The FBI said the push was driven by a 2004 directive from President Bush ordering the bureau to improve its counterterrorism efforts by boosting its human intelligence capabilities.
The aggressive push for more secret informants appears to be part of a new effort to grow its intelligence and counterterrorism efforts. Other recent proposals include expanding its collection and analysis of data on U.S. persons, retaining years' worth of Americans' phone records and even increasing so-called "black bag" secret entry operations.
To handle the increase in so-called human sources, the FBI also plans to overhaul its database system, so it can manage records and verify the accuracy of information from "more than 15,000" informants, according to the document. While many of the recruited informants will apparently be U.S. residents, some informants may be overseas, recruited by FBI agents in foreign offices, the report indicates.
The total cost of the effort tops $22 million, according to the document.

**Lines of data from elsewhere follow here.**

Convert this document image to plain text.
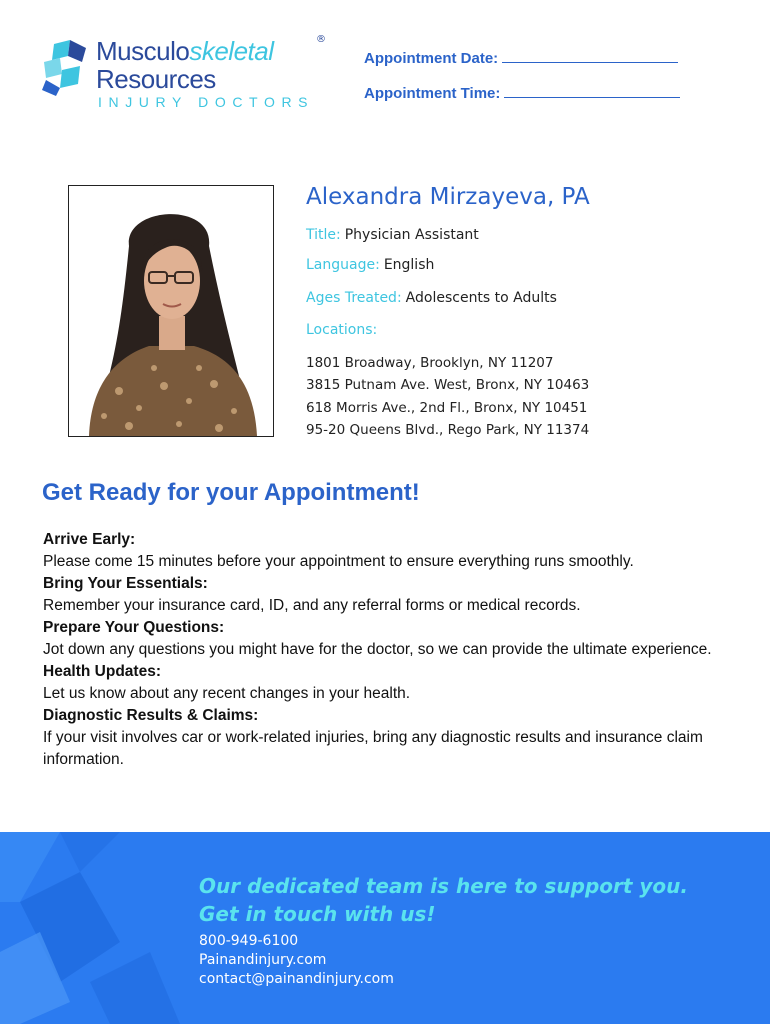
Musculoskeletal	®
Resources
INJURY DOCTORS
Appointment Date:
Appointment Time:
Alexandra Mirzayeva, PA
Title: Physician Assistant
Language: English
Ages Treated: Adolescents to Adults
Locations:
1801 Broadway, Brooklyn, NY 11207
3815 Putnam Ave. West, Bronx, NY 10463
618 Morris Ave., 2nd Fl., Bronx, NY 10451
95-20 Queens Blvd., Rego Park, NY 11374
Get Ready for your Appointment!
Arrive Early:
Please come 15 minutes before your appointment to ensure everything runs smoothly.
Bring Your Essentials:
Remember your insurance card, ID, and any referral forms or medical records.
Prepare Your Questions:
Jot down any questions you might have for the doctor, so we can provide the ultimate experience.
Health Updates:
Let us know about any recent changes in your health.
Diagnostic Results & Claims:
If your visit involves car or work-related injuries, bring any diagnostic results and insurance claim information.
Our dedicated team is here to support you.
Get in touch with us!
800-949-6100
Painandinjury.com
contact@painandinjury.com
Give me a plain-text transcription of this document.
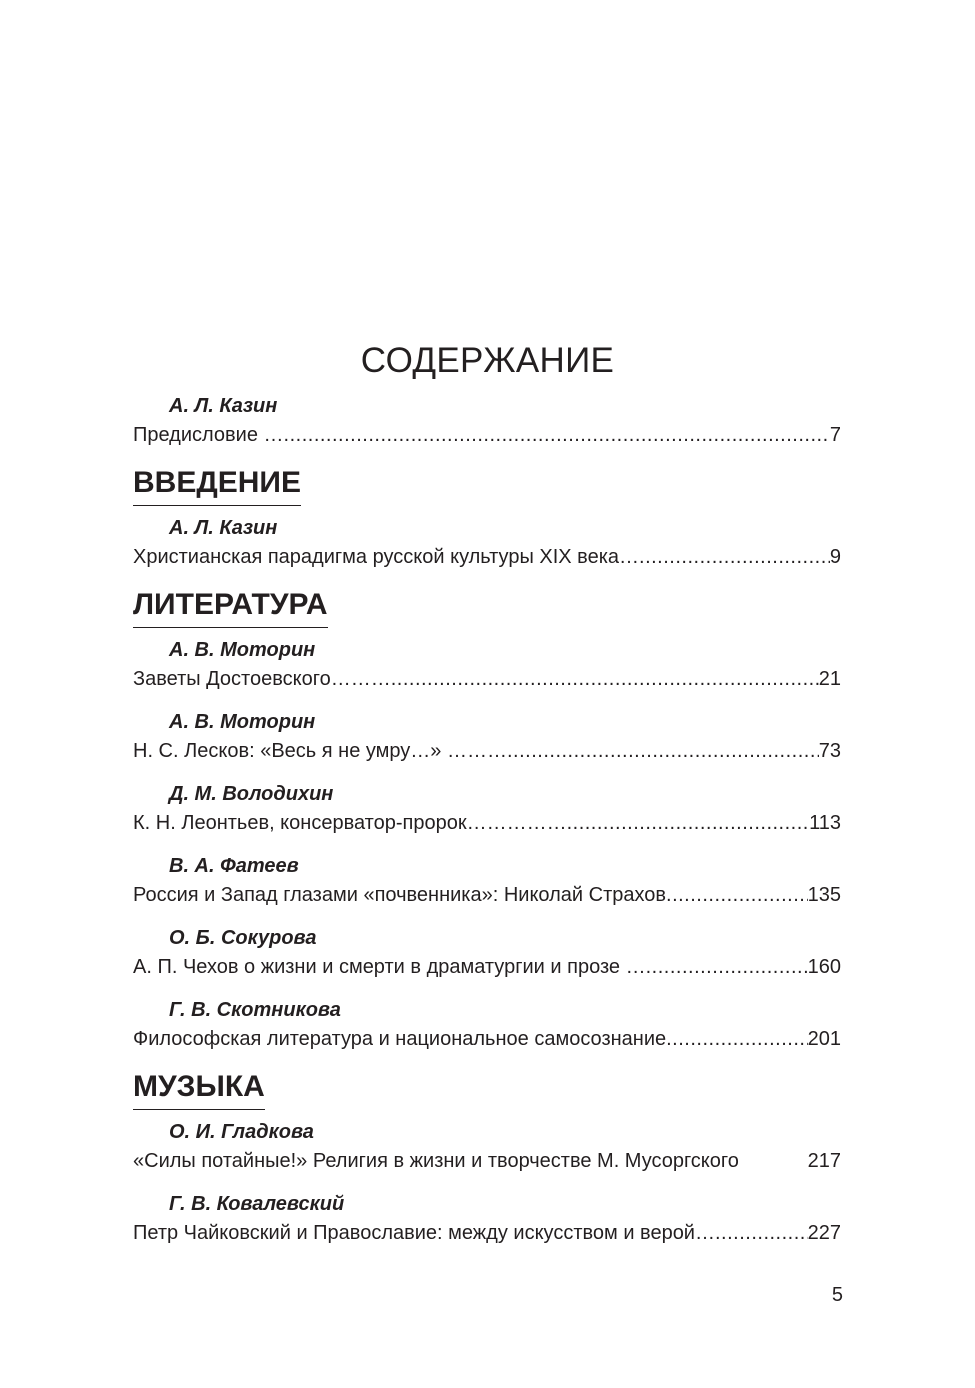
СОДЕРЖАНИЕ
А. Л. Казин
Предисловие … .....	7
ВВЕДЕНИЕ
А. Л. Казин
Христианская парадигма русской культуры XIX века… .....	9
ЛИТЕРАТУРА
А. В. Моторин
Заветы Достоевского……… .....	21
А. В. Моторин
Н. С. Лесков: «Весь я не умру…» ……… .....	73
Д. М. Володихин
К. Н. Леонтьев, консерватор-пророк…………… .....	113
В. А. Фатеев
Россия и Запад глазами «почвенника»: Николай Страхов .....	135
О. Б. Сокурова
А. П. Чехов о жизни и смерти в драматургии и прозе … .....	160
Г. В. Скотникова
Философская литература и национальное самосознание .....	201
МУЗЫКА
О. И. Гладкова
«Силы потайные!» Религия в жизни и творчестве М. Мусоргского	217
Г. В. Ковалевский
Петр Чайковский и Православие: между искусством и верой… .....	227
5
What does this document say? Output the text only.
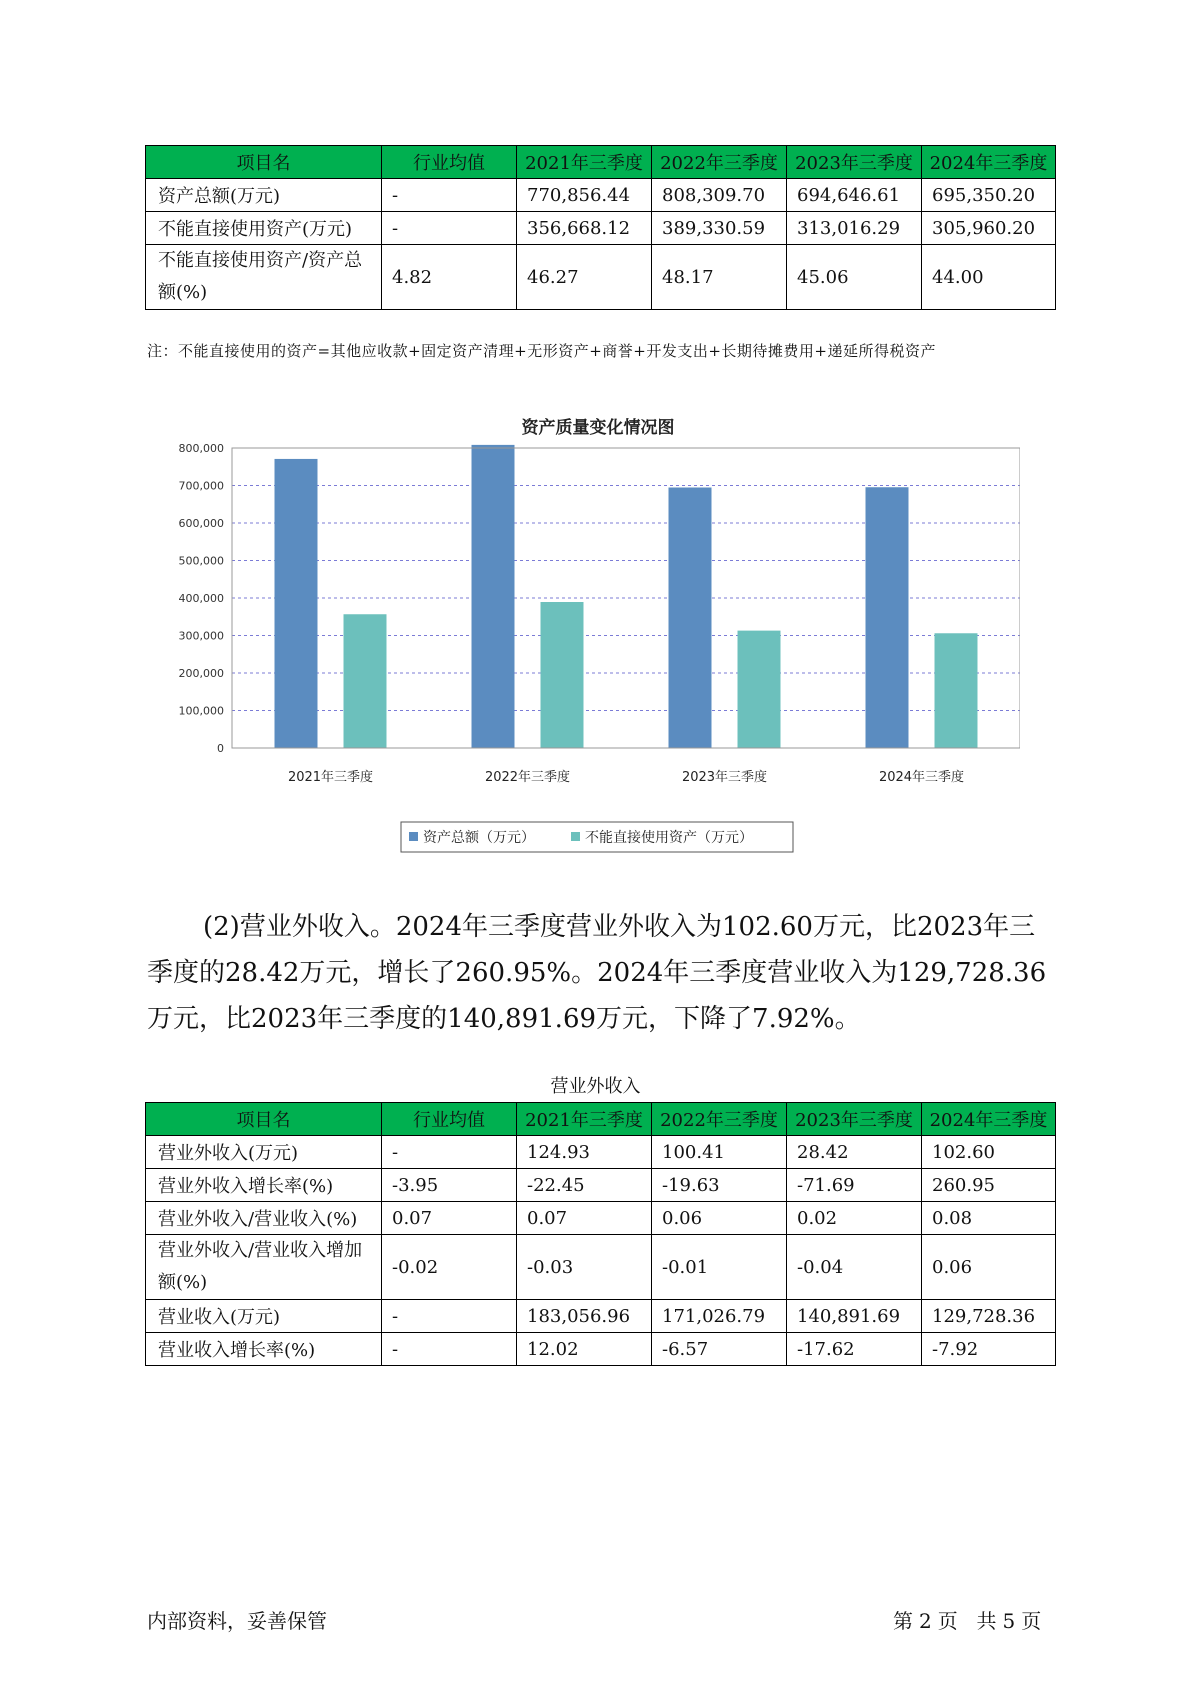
项目名	行业均值	2021年三季度	2022年三季度	2023年三季度	2024年三季度
资产总额(万元)	-	770,856.44	808,309.70	694,646.61	695,350.20
不能直接使用资产(万元)	-	356,668.12	389,330.59	313,016.29	305,960.20
不能直接使用资产/资产总额(%)	4.82	46.27	48.17	45.06	44.00
注：不能直接使用的资产=其他应收款+固定资产清理+无形资产+商誉+开发支出+长期待摊费用+递延所得税资产
资产质量变化情况图
0
100,000
200,000
300,000
400,000
500,000
600,000
700,000
800,000
2021年三季度	2022年三季度	2023年三季度	2024年三季度
资产总额（万元）	不能直接使用资产（万元）
(2)营业外收入。2024年三季度营业外收入为102.60万元，比2023年三季度的28.42万元，增长了260.95%。2024年三季度营业收入为129,728.36万元，比2023年三季度的140,891.69万元，下降了7.92%。
营业外收入
项目名	行业均值	2021年三季度	2022年三季度	2023年三季度	2024年三季度
营业外收入(万元)	-	124.93	100.41	28.42	102.60
营业外收入增长率(%)	-3.95	-22.45	-19.63	-71.69	260.95
营业外收入/营业收入(%)	0.07	0.07	0.06	0.02	0.08
营业外收入/营业收入增加额(%)	-0.02	-0.03	-0.01	-0.04	0.06
营业收入(万元)	-	183,056.96	171,026.79	140,891.69	129,728.36
营业收入增长率(%)	-	12.02	-6.57	-17.62	-7.92
内部资料，妥善保管	第 2 页 共 5 页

The bureau has arranged to use elements of CIA training to teach FBI agents about "Source Targeting and Development," the report states. The courses will train FBI special agents on the "comprehensive tradecraft" needed to identify, recruit and manage these "confidential human sources." According to January testimony by FBI Deputy Director John S. Pistole, the CIA has been working with the bureau on the course.
The bureau apparently mulled whether to adopt entire training courses from the CIA or from the Defense Intelligence Agency (DIA), which like the CIA recruits spies overseas. But the FBI ultimately determined "the courses offered by those agencies would not meet the needs of the FBI's unique law enforcement." The FBI report said it would also give agents "legal and policy" training, noting that its domestic intelligence efforts are "constitutionally sensitive."
"It's probably a good sign they are not adopting CIA recruitment techniques wholesale," said Steven Aftergood of the Federation of American Scientists, an expert on classified programs. U.S. intelligence officers abroad can use bribery, extortion, and other patently illegal acts to corral sources into working for them, Aftergood noted. "You're not supposed to do that in the United States," he said.